Bab 8 Permintaan Istri Joey
Bab 8 Permintaan Istri Joey
“Di ... dia bukan suami saya, Pak. Dia teman, yang menyelamatkan saya,” buru-buru Viona meralat.
“Ih, bapak nih, kan Mbaknya sudah cerita tadi, kalo ini hanya temannya,” kata wanita paruh baya.
“He hee, lupa Bu. Habisnya, mereka berdua secara wajah sangat serasi,” puji lelaki ini.
“Iya, sih. Hidung mereka berdua mancung.”
“Ayo, Bu! Bantu bapak naikin temen mba ini ke atas mobil, Bu,” ucap lelaki paruh baya.
Viona menghembuskan napas pelan. “Biar saya yang bantu, Pak.”
“Kamu yakin mba?” tanya wanita paruh baya sedikit tidak yakin.
Viona memaksakan tersenyum saat mendengar pertanyaan wanita paruh baya di sampingnya. “Yakin, Bu.”
“Kalau begitu kamu bantuin Bapak, biar ibu telpon kantor polisi, untuk melaporkan kejadian ini,” putus wanita paruh baya akhirnya.
“Baik, Bu,” jawab Viona lalu segera menghampiri lelaki paruh baya yang sedang memapah tubuh Joey yabg sedang tidak sadarkan diri.
“Mba, naik ke atas dulu,” perintah lelaki paruh baya kepada yang kini sudah berdiri di sampingnya.
Tanpa menjawab Viona langsung naik ke atas bak mobil pick up yang berisi banyak karung sayuran yang Viona tebak akan di bawa ke daerah Plamboyan di Pontianak.
“Sekarang saya harus apa, Pak?” tanya Viona yang mendadak jadi seperti orang linglung.
“Tahan tangan temen kamu ya,” kata lelaki paruh baya.

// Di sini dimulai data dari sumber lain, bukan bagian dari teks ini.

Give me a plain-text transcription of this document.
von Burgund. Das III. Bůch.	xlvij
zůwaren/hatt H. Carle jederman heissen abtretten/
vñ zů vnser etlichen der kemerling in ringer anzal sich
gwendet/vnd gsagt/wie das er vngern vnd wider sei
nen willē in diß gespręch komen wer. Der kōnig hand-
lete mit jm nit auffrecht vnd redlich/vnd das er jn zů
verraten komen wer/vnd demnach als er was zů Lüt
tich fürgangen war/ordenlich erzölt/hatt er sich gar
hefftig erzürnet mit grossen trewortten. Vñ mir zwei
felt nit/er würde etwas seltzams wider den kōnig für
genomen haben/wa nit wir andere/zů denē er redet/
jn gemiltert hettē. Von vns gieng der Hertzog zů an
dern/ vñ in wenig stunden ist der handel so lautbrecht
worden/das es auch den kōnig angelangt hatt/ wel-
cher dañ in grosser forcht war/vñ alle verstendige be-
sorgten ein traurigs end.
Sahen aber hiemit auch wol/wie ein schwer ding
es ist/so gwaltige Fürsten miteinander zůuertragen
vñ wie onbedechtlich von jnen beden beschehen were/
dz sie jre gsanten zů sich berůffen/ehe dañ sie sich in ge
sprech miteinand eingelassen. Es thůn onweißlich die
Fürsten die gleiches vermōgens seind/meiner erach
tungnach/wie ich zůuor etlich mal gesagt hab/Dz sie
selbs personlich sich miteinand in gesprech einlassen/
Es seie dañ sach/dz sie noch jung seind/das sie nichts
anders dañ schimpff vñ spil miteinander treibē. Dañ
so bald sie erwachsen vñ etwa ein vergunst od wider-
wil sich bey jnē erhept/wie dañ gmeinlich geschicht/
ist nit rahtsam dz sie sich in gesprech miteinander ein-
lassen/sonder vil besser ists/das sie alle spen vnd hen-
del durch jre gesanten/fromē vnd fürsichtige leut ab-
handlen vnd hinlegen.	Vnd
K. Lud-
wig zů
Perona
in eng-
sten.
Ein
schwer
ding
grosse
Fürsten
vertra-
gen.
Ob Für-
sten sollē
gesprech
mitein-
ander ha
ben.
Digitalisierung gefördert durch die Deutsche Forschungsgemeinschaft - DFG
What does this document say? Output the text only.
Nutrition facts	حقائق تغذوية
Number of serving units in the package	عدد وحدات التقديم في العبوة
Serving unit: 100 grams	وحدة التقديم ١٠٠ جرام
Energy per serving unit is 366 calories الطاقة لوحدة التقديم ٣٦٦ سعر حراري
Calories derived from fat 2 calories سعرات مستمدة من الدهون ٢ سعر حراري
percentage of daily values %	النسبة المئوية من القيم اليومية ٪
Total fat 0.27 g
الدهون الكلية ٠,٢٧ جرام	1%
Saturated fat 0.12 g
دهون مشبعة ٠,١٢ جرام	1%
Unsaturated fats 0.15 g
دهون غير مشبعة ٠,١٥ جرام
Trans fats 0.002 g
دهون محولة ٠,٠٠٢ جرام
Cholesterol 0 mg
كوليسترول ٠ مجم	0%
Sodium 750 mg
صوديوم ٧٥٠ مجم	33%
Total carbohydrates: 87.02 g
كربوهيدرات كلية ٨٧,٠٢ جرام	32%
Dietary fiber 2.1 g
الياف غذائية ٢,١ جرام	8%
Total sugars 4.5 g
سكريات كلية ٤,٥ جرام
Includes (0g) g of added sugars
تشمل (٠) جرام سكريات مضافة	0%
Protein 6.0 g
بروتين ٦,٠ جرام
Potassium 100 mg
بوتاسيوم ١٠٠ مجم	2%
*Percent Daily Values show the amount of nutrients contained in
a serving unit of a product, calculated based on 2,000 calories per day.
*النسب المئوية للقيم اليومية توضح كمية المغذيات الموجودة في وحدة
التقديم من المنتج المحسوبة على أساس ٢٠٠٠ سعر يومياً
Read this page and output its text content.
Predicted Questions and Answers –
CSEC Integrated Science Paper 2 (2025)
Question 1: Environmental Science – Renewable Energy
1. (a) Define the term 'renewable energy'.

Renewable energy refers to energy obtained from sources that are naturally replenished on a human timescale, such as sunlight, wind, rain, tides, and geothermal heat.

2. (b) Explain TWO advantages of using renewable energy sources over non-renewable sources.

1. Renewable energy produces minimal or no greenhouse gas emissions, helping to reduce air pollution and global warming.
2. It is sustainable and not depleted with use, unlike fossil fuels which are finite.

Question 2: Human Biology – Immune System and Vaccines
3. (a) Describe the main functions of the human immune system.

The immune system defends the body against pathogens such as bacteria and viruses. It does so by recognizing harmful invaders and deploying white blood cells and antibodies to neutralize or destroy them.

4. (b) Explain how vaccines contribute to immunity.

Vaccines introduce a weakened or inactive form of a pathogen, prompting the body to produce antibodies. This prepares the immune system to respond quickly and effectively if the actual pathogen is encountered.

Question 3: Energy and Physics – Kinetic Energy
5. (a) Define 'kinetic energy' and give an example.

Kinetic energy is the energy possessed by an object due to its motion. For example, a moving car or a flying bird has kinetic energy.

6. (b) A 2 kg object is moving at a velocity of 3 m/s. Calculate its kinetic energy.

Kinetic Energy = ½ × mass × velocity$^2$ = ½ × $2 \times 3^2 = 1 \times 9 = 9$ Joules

“Baik, Pak,” jawab Viona lalu menahan tangan Joey seperti perintah lelaki paruh baya.
Begitu sudah melihat wanita yang di tolong memegang tangan temannya, lelaki paruh baya pun sedikit membungkukkan tubuhnya, memeluk pinggang Joey dan mendorong pelan tubuh lelaki yang sedang pingsan itu ke atas bak pick up seperti karung sayur.
“Bang Joey, aku mohon bertahan. Aku tidak akan pernah bisa maafin diri aku kalau terjadi sesuatu yang buruk padamu,” ucap Viona sambil menangis saat tubuh Joey sudah terbaring lemah di atas bak pikc up dengan paha-nya sebagai penyanggah kepala Joey.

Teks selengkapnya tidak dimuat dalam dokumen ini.